بِسْمِ اللَّهِ الرَّحْمٰنِ الرَّحِيمِ
Rahmân ve Rahîm olan Allah’ın adıyla

 22- Kadınlar Mahkemeye Getirilmemeli

5427- Ebu Hüreyre ve Zeyd b. Halid el Cühenî (radıyallahü anhüma) anlatıyorlar: İki adam davalarının halledilmesi için Rasûlüllah (sallallahü aleyhi ve sellem)’in huzuruna geldiler ve onlardan birisi Rasûlüllah (sallallahü aleyhi ve sellem)’e:

(Allah’ın Kitab’ına göre davamızı hallet) dedi. Bundan daha anlayışlı olan diğeri:

(Ey Allah'ın Rasûlü! İzin ver de konuşayım) diyerek söze başladı:

(Oğlum bu adamın yanında işçi idi bunun karısıyla zina etmiş, bu olay üzerine oğlumun recm edilip öldürülmesi gerektiğini haber verdiler. Ben de bu adama oğlumun fidyesi olarak yüz koyun bir de cariye verdim. Sonra ilim sahibi kimselere sordum, bana oğluma yüz değnek vurulması ve bir yıl da sürgüne gönderilmesini; kadının da recm edilmesi gerektiğini söylediler) dedi. Bunun üzerine Rasûlüllah (sallallahü aleyhi ve sellem):

(Canımı kudret elinde tutan Allah’a yemin ederim ki aranızda Allah’ın Kitab’ıyla hükmedeceğimi: Koyunlar ve cariye sana geri verilecek… oğlun da yüz değnek vurularak cezalandırılıp bir yıl sürgüne gönderilecek, Üneys de o kadının yanına gidecek, suçunu itiraf ederse recm edilmesini emredecek) buyurdu. Kadın suçunu itiraf etti ve recm edildi. (Müslim, Hudud: 5; Tirmizî, Hudud: 8)

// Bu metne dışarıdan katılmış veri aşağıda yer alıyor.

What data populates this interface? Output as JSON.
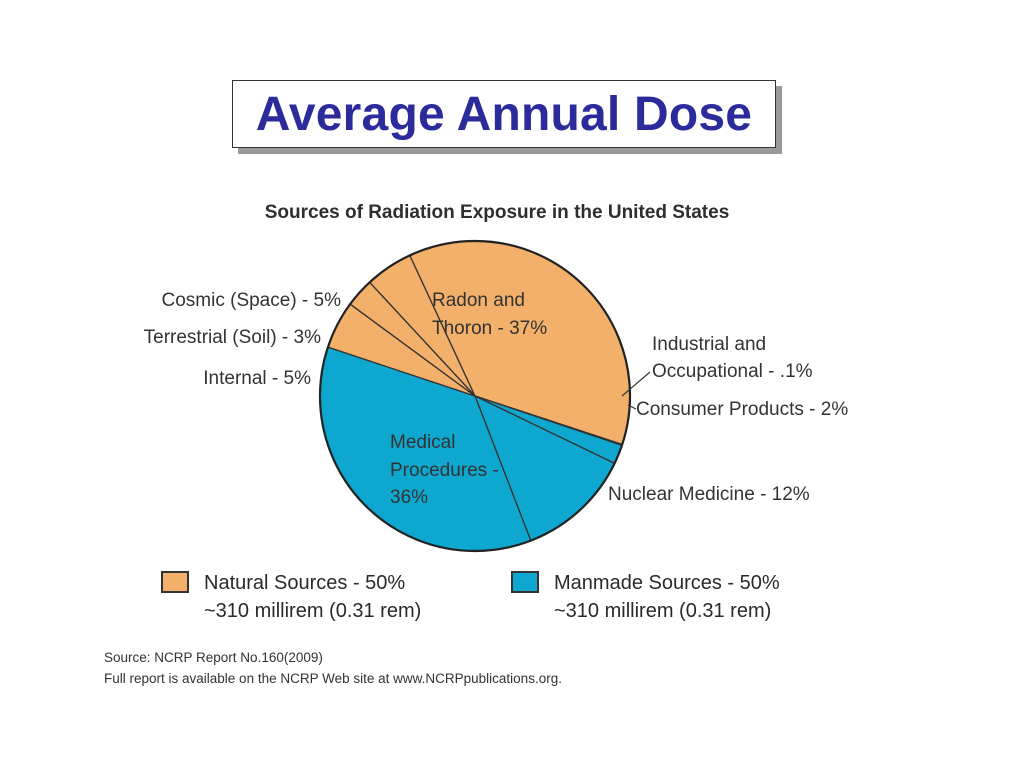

5428- Ebu Hureyre, Zeyd b. Halid ve Şibl (radıyallahü anhüm) anlatıyorlar: Rasûlüllah (sallallahü aleyhi ve sellem)’in yanında idik bir adam kalkıp:

(Allah aşkına aramızdaki davayı Allah’ın Kitab’ına göre hallet dedi. Karşı taraf ondan daha anlayışlı biriydi, o da şöyle dedi:

(Doğrudur, Allah’ın Kitab’ıyla aramızda hükmet.) Rasûlüllah (sallallahü aleyhi ve sellem), ilk kalkan adama:

(Anlat bakalım) buyurdu. O da şöyle dedi:

(Oğlum bu adamın yanında işçi idi bunun karısıyla zina etmiş ben de oğlumu bundan kurtarmak için yüz koyun ve bir hizmetçi verdim -bu adam oğluna recm gerektiğini haber almış ki o yüzden bu fidyeyi vermiş- daha sonra bilenlere sorduğumda oğluma ceza olarak yüz değnek vurulmasını ve bir yıl sürgün edilmesini söylediler.) Bunu dinleyen Rasûlüllah (sallallahü aleyhi ve sellem) şöyle buyurdu:

(Canımı kudret elinde tutan Allah’a yemin ederim ki aranızda Allah’ın Kitab’ıyla hükmedeceğim. Yüz koyun ve hizmetçi sana geri verilecek oğluna yüz değnek vurulacak ve bir yıl da sürgün edilecek. Ey Üneys kalk o kadına git suçunu itiraf ederse onu recm et.) Üneys’te kadının yanına gitti suçunu itiraf edince kadın recm edildi. (Müslim, Hudud: 5; Tirmizî, Hudud: 8)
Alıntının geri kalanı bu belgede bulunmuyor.